— Не-ет.
— Если идейных разногласий нет, возьмусь уладить. Улажу, берусь! Не допущу до разрыва. Косу-то заплети, растрепалась!
Она заплела Варе растрепанную косу. Ленточку из косы Варя потеряла где-то в лесу.
— Варяха-растеряха! — подразнила Сима, взяла Варю за руку, и они побежали к Оке, где над обрывом уже стояли агроном и Людмил.
Ока была сонная, серенькая. У того берега, где тянулись яблоневые сады Привольного, поднимался дымком неплотный туман. У этого берега, под обрывом виднелась тихая темная глубь. Пахло сыростью. Подогнанные к берегу, стояли две лодки. Одна большая, рыбацкая; другая та, которую Варя и Людмил увели от мостков, дурнушка линяло-кирпичного цвета.
— Хозяин лодки хватился, — рассказывала Серафима. — Мы и смекнули, где вас искать. Весь берег обшарили, пока на лодку не наткнулись. А уж там догадались — в лес путь.
— Живей, пионер! — крикнул Рома. — Поезд дожидаться не станет. Они волка видели, — сказал он Серафиме.
— Неужто? — ахнула та.
— Подумаешь! — ответила Варя. — Наверно, это и не волк, а просто собака, а мы с перепугу за волка приняли. А это собака, подумаешь!

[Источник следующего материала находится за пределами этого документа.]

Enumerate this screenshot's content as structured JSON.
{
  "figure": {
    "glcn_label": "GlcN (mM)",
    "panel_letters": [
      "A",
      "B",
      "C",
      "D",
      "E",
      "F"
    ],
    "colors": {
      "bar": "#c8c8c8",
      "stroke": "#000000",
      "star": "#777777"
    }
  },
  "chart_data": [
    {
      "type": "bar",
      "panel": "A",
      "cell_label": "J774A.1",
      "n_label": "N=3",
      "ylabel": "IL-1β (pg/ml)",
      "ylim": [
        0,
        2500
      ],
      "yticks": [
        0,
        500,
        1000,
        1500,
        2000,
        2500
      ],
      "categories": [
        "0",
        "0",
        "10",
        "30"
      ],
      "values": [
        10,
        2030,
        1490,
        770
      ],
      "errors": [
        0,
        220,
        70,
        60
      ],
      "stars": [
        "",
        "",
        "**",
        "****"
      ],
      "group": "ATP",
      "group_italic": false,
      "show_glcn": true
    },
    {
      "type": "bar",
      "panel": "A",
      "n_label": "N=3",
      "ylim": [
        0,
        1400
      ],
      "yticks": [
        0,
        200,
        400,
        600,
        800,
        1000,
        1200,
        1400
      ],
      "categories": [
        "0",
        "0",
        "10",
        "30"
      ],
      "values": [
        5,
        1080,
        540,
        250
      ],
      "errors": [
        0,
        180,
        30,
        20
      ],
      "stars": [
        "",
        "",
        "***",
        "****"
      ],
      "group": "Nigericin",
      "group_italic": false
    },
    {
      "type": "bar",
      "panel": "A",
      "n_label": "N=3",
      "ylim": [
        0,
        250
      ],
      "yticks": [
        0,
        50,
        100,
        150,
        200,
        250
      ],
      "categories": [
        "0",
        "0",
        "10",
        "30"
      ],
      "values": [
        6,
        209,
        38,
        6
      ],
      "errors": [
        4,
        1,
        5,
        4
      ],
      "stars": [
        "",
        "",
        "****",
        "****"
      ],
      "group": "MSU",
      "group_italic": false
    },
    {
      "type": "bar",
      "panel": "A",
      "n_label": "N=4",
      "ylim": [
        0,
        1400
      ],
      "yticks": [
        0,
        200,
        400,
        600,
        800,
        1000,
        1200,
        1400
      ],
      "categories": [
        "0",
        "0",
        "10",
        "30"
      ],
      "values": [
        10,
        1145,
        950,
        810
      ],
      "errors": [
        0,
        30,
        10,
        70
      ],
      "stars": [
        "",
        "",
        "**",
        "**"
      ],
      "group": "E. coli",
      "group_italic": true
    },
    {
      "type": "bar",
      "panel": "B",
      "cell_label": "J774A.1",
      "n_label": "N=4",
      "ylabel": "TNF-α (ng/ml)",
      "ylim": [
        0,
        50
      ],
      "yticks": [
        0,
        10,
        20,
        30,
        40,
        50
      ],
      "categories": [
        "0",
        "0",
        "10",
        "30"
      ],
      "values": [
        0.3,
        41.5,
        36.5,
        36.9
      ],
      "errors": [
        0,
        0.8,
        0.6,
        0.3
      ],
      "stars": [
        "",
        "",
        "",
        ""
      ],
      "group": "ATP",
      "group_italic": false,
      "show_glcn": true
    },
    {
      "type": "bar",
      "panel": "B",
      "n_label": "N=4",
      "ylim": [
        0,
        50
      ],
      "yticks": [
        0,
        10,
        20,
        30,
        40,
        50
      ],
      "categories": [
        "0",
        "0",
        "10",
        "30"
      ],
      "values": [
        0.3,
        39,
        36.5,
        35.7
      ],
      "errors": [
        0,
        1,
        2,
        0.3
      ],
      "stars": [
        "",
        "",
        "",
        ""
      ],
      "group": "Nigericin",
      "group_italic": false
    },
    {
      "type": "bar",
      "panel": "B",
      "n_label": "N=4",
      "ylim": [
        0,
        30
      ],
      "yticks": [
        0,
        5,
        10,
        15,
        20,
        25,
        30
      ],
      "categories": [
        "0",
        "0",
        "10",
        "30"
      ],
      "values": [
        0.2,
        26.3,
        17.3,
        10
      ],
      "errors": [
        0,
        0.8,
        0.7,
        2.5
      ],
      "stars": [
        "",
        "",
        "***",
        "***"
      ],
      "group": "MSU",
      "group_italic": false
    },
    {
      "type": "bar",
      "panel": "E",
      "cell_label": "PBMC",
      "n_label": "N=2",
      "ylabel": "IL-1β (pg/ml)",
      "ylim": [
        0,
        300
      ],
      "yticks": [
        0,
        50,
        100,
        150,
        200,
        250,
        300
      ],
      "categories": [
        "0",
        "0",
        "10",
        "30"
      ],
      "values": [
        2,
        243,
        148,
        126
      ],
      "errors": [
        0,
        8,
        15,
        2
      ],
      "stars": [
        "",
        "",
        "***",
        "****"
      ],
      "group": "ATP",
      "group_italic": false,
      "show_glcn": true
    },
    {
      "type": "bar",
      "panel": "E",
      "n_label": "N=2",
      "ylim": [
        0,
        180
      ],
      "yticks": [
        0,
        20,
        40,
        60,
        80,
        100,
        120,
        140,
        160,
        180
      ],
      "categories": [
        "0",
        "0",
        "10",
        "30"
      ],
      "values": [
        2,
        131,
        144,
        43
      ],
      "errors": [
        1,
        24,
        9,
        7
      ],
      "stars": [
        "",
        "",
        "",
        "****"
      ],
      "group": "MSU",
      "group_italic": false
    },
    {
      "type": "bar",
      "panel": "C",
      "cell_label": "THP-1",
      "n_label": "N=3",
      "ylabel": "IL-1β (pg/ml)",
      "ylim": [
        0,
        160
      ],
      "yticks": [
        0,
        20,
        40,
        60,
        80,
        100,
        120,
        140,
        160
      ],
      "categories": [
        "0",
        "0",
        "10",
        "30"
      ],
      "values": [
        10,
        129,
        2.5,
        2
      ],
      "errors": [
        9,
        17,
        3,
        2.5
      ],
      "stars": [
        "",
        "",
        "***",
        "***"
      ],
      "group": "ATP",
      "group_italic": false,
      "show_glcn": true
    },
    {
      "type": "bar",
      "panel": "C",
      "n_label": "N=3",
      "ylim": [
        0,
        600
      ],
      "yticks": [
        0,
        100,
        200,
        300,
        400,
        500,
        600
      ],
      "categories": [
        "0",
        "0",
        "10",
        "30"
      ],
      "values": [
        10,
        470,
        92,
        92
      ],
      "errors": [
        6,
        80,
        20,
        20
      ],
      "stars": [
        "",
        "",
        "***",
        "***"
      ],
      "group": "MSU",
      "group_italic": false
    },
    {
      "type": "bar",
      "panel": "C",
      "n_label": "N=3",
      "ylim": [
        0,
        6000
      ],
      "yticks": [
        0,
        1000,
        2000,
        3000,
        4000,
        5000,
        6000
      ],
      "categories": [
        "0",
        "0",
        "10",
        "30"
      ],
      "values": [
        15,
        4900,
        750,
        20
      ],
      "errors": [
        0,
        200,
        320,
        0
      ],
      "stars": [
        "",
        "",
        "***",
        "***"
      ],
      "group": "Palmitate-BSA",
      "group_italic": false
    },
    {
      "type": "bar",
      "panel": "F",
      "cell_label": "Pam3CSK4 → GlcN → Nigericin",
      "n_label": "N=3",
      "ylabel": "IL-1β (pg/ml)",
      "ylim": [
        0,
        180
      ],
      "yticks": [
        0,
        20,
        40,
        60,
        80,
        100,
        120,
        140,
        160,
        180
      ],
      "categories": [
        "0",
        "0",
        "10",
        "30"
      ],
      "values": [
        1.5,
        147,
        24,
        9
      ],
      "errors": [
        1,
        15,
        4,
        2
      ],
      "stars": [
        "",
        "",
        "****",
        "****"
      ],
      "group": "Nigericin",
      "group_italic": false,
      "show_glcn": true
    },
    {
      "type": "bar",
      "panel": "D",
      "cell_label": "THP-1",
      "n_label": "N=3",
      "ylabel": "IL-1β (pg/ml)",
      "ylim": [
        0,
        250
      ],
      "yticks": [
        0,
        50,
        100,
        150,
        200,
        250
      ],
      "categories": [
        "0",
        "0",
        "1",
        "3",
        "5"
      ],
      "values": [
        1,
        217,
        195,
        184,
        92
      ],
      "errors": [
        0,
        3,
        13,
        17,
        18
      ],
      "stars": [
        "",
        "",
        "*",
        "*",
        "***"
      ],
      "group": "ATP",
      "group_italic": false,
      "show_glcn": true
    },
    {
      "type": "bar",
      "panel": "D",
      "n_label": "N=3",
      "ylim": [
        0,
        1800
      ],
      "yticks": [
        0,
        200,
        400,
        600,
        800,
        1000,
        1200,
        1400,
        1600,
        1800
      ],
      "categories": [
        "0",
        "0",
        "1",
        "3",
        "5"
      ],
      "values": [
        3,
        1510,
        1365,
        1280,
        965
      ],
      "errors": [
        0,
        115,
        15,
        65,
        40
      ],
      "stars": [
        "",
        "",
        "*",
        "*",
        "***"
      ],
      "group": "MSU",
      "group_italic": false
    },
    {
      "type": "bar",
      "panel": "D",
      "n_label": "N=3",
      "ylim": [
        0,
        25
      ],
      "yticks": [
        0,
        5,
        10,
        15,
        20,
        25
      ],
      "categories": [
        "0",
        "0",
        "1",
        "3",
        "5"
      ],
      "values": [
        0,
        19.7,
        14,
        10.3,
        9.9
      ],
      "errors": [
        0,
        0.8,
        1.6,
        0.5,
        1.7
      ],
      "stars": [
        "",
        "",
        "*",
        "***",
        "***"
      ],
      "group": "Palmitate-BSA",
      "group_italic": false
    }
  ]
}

— Ну, все-таки. Молодцы все-таки! — сказал агроном.
Варя первой стала спускаться вниз. Она чувствовала, Людмил смотрит, как она спускается, ей было неловко, она была связанной. Из-под ног сыпался песок, с шорохом катились мелкие камешки. Зачем она обиделась на Людмила? Зачем? Теперь не знает, как выпутаться, и Серафиму в свой конфликт вовлекла.
Серафима обогнала Варю, вскочила в лодчонку линяло-кирпичного цвета. Лодчонка накренилась, едва не зачерпнула воды через борт.
— Людмил! Сюда! Разговор есть, сюда!
— Отчаливайте, — велел агроном, садясь за весла в рыбацкой лодке.
Варя села с ним в рыбацкую лодку.
Вода журчала у бортов, за кормой бежала волнистая узкая лента.
— Молодцы все-таки, — повторил агроном, с любопытством глядя на Варю. — Волк или нет, важно — не струсили.
— Как раз и струсили, — ответила Варя.
Когда они пристали к мосткам, Людмил и Сима были уже на берегу. Людмил выпрыгнул из лодки и поднимался на горку. Там, на горке, под белыми яблонями дожидался агронома его испытанный лазоревый «газик», готовый в новое странствие.
За Окой из-за леса вырвалось солнце и пронизало все небо.
— Здорóво, светило! — сказал агроном. — В путь, братцы! За мной!
Он стал энергично взбираться на зеленую горушку, догоняя Людмила.
— На станцию вас отвезу, а оттуда прямо в поля, в дальние бригады, не спавши из-за вашей экскурсии. Ухлопал на вас ночь!
Серафима приложила палец к губам, сигнализируя Варе: «Отстань от людей, есть разговор».
— Что? — спросила Варя, отставая.
— «Что, что»! Они, болгары, самолюбивые, вот что! У них на первом плане — как бы гордость не уронить. Я ему свое, а он мне свое: что, мол, никакого между вами конфликта. Наплачешься ты, Варвара, через его скрытный характер… Гляди-ка, кто там идет?
Серафима прислонила ладонь козырьком над глазами. Песчаной полосой вдоль Оки торопливо шла женщина в накинутой на плечи бордовой шали. Кисти шали качались.
— Клавдия! — узнала Сима.
— Мама! — крикнул Людмил.
И стремглав побежал под горку.
— Что она вернулась? Ей по выстрелам дома надо бы быть, — с беспокойством сказала Сима-Серафима.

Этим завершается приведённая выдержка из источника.